I still don't think that this is a wise use of resources, she said.
Andrew Cole, a Gessler spokesman, said the secretary's job is to maintain accurate voting rolls, regardless of the number of questionable voters.
At the end of the day, the secretary of state is not willing to tolerate knowing about ineligible voters on our voter rolls without taking action, Cole said.
Gessler's search for noncitizen voters began with a pool of 3,903 people he sent letters to challenging their status. Hundreds who received the letters are U.S. citizens, and 482 responded by affirming their status. Others had moved or did not respond to the letters, and 16 voluntarily withdrew their registration.
Of the 3,903, Gessler's office was able to check the status of 1,416 though a federal database it recently received access to. The 141 are part of the 1,416.
Ultimately, those 141 voters could still verify their status because the result from the database is not the final authority.

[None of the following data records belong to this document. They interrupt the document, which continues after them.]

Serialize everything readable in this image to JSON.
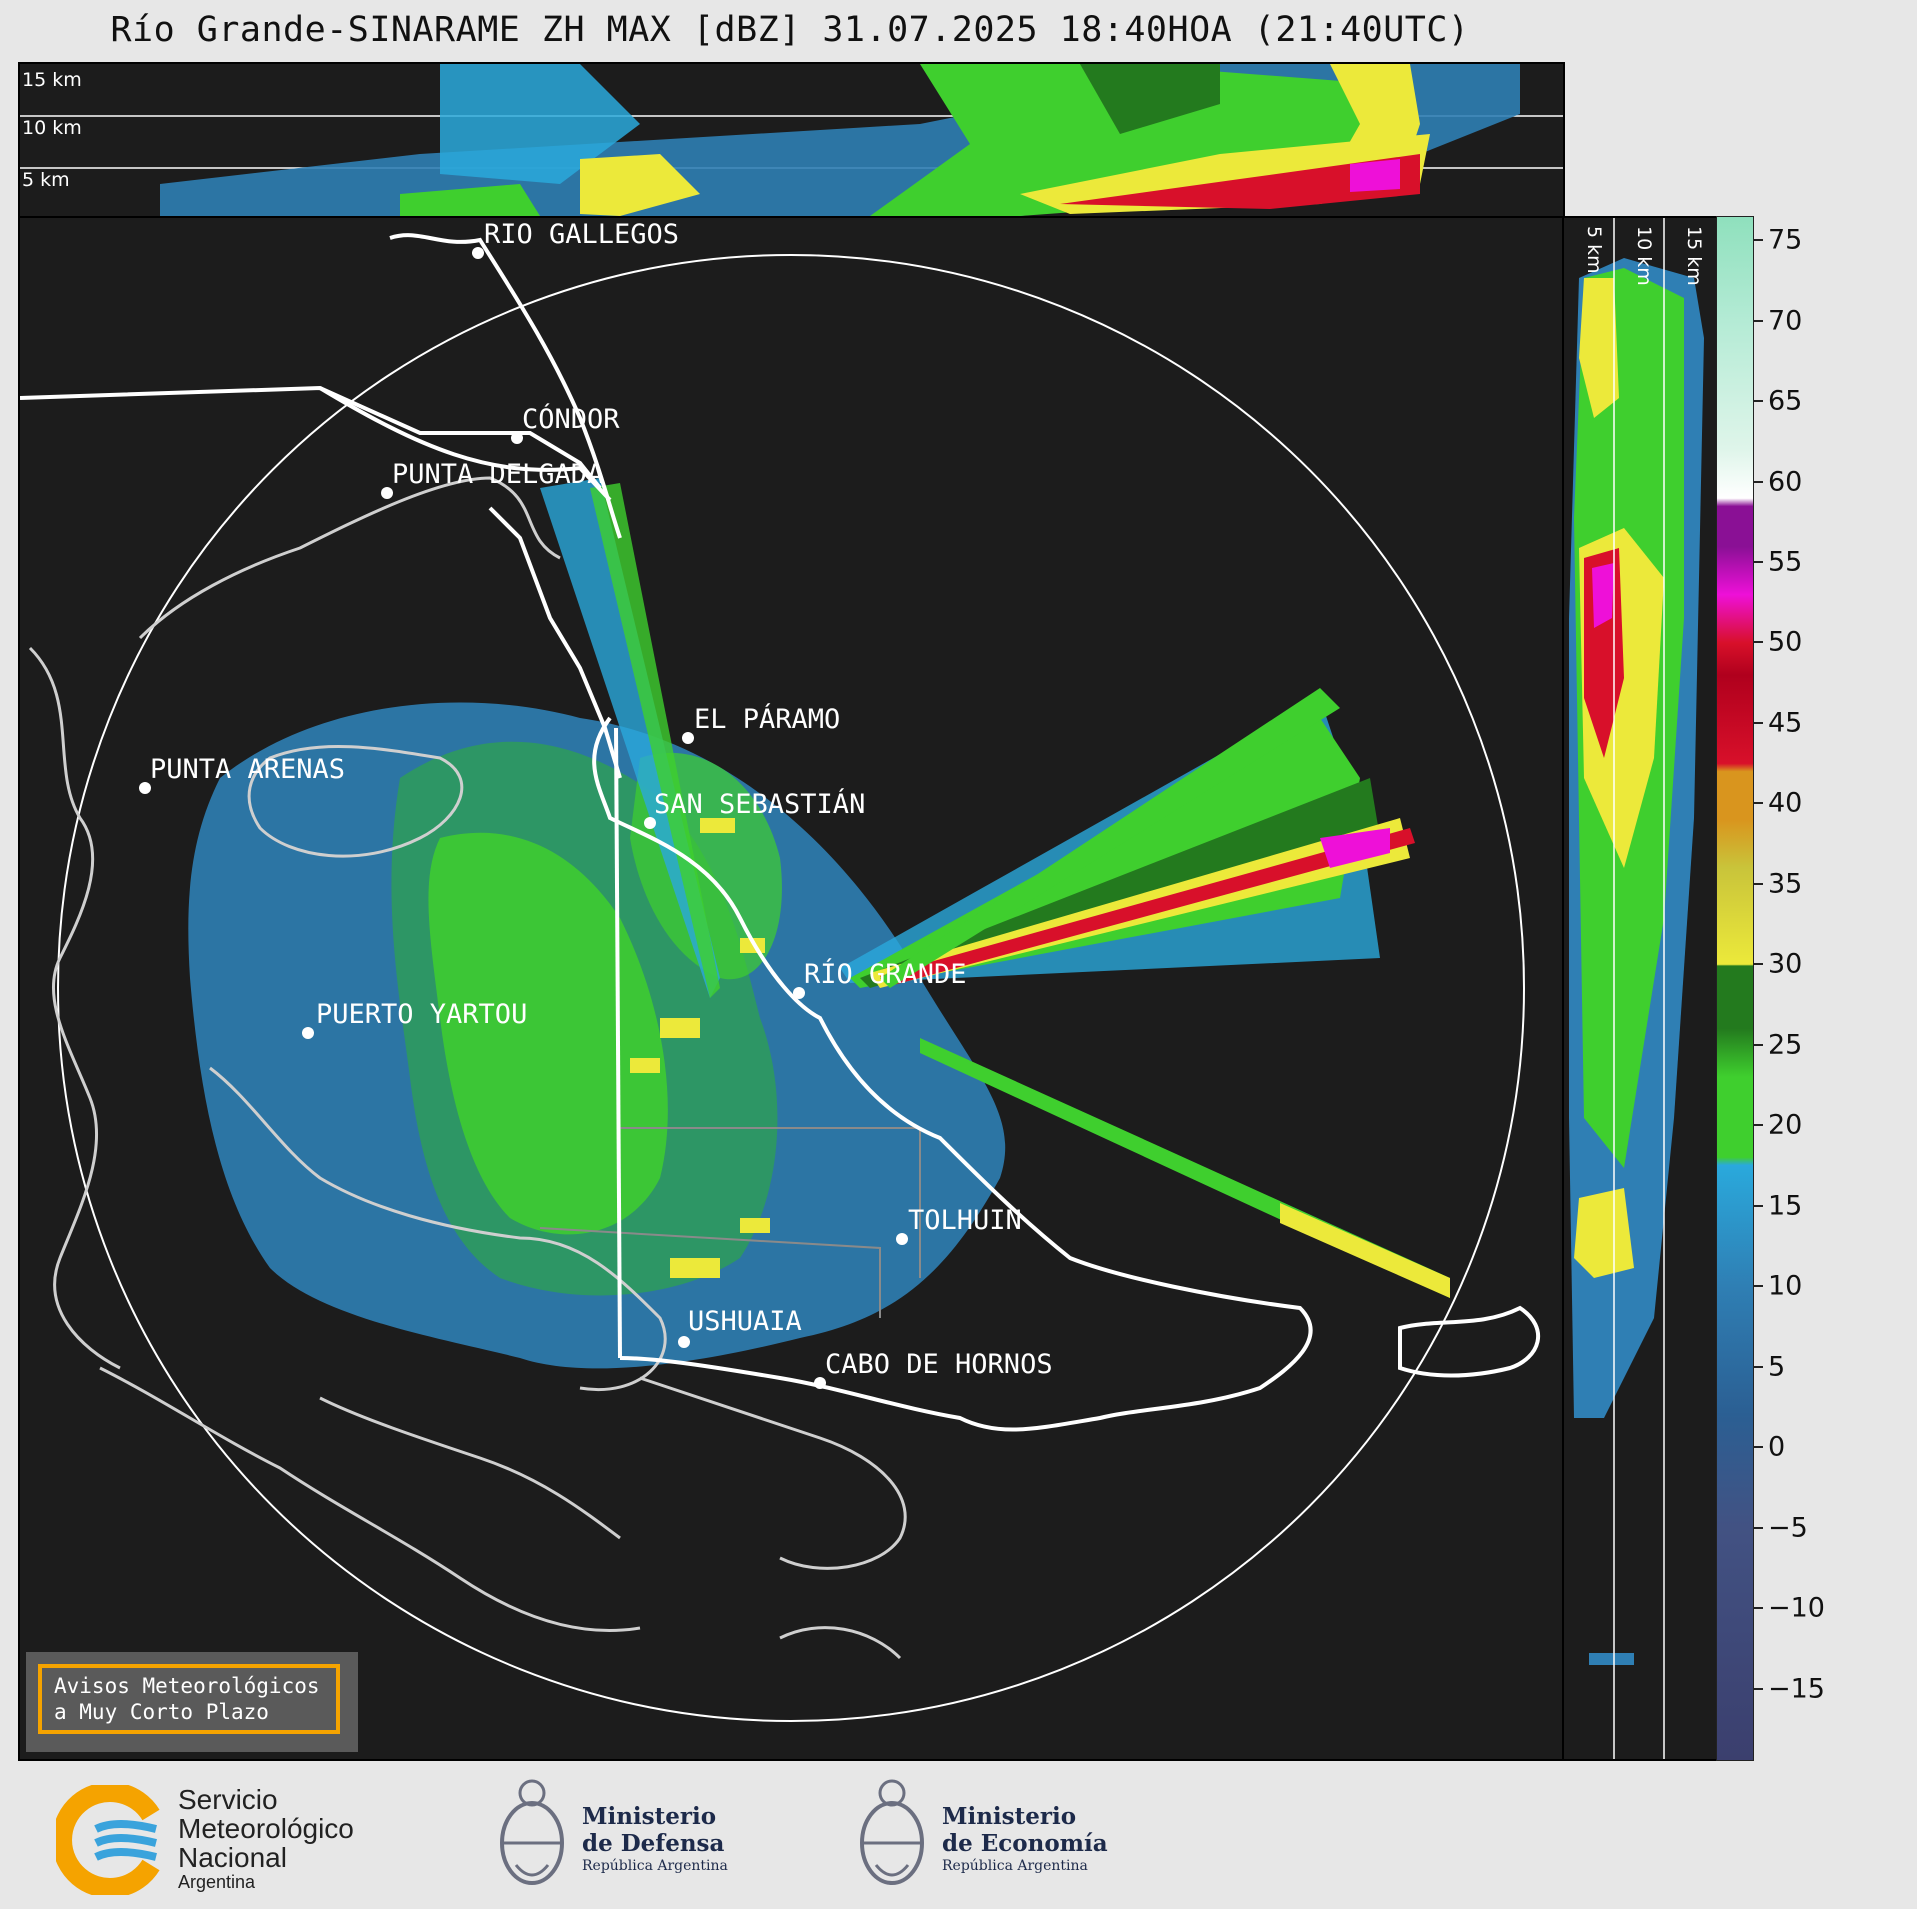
{
  "title": "Río Grande-SINARAME ZH MAX [dBZ] 31.07.2025 18:40HOA (21:40UTC)",
  "height_ref_top": [
    "15 km",
    "10 km",
    "5 km"
  ],
  "height_ref_side": [
    "5 km",
    "10 km",
    "15 km"
  ],
  "cities": {
    "rio_gallegos": "RIO GALLEGOS",
    "condor": "CÓNDOR",
    "punta_delgada": "PUNTA DELGADA",
    "el_paramo": "EL PÁRAMO",
    "punta_arenas": "PUNTA ARENAS",
    "san_sebastian": "SAN SEBASTIÁN",
    "rio_grande": "RÍO GRANDE",
    "puerto_yartou": "PUERTO YARTOU",
    "tolhuin": "TOLHUIN",
    "ushuaia": "USHUAIA",
    "cabo_de_hornos": "CABO DE HORNOS"
  },
  "colorbar": {
    "labels": [
      "75",
      "70",
      "65",
      "60",
      "55",
      "50",
      "45",
      "40",
      "35",
      "30",
      "25",
      "20",
      "15",
      "10",
      "5",
      "0",
      "−5",
      "−10",
      "−15"
    ],
    "range": [
      -19.5,
      76.5
    ],
    "colors": {
      "very_low": "#3b3f6e",
      "low": "#2f7fb4",
      "blue": "#2aa9dc",
      "green": "#3fcf2e",
      "dark_green": "#237a1e",
      "yellow": "#ece93a",
      "orange": "#d9951e",
      "red": "#d8102a",
      "magenta": "#ee10d8",
      "purple": "#8a1095",
      "white": "#ffffff",
      "pale_green": "#8fe0bd"
    }
  },
  "notice": {
    "line1": "Avisos Meteorológicos",
    "line2": "a Muy Corto Plazo"
  },
  "logos": {
    "smn": [
      "Servicio",
      "Meteorológico",
      "Nacional",
      "Argentina"
    ],
    "defensa": [
      "Ministerio",
      "de Defensa",
      "República Argentina"
    ],
    "economia": [
      "Ministerio",
      "de Economía",
      "República Argentina"
    ]
  }
}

Gessler's office wanted to hold hearings for voters whose citizenship was still in doubt, but he said there wasn't enough time left before the election. He blamed the federal government for the length of time it took to grant Colorado access to the database known as SAVE the Systematic Alien Verification for Entitlements.
It is unfortunate the federal government dragged its feet for a year, putting us in a difficult position for the coming November election.
The database has information about immigrants in the country legally, with a green card for example, who are eligible to receive government benefits. Florida also received access this year, and other states, including Washington, New Mexico and Iowa have asked for it. They're all swing states with Republican election chiefs, prompting Democrats to question their political motives.
Democrats in Colorado and left-leaning voting advocacy groups had worried that Gessler's plan to hold a hearing challenging the citizenship of registered voters could disenfranchise eligible voters. The secretary of state's office held a separate hearing last week to discuss that proposal.
One of the key points that came out of the public hearing was that they were proposing to act as prosecutor and judge with these hearings, and they've wisely backed off, Tierney said.
Gessler said he would continue to work on developing a rule to deal with noncitizens on voting rolls and how to challenge their status for future elections. In the meantime, the county clerks who receive the names of the 141 people from Gessler may use the information to challenge voters at the polls or when they receive mail ballots.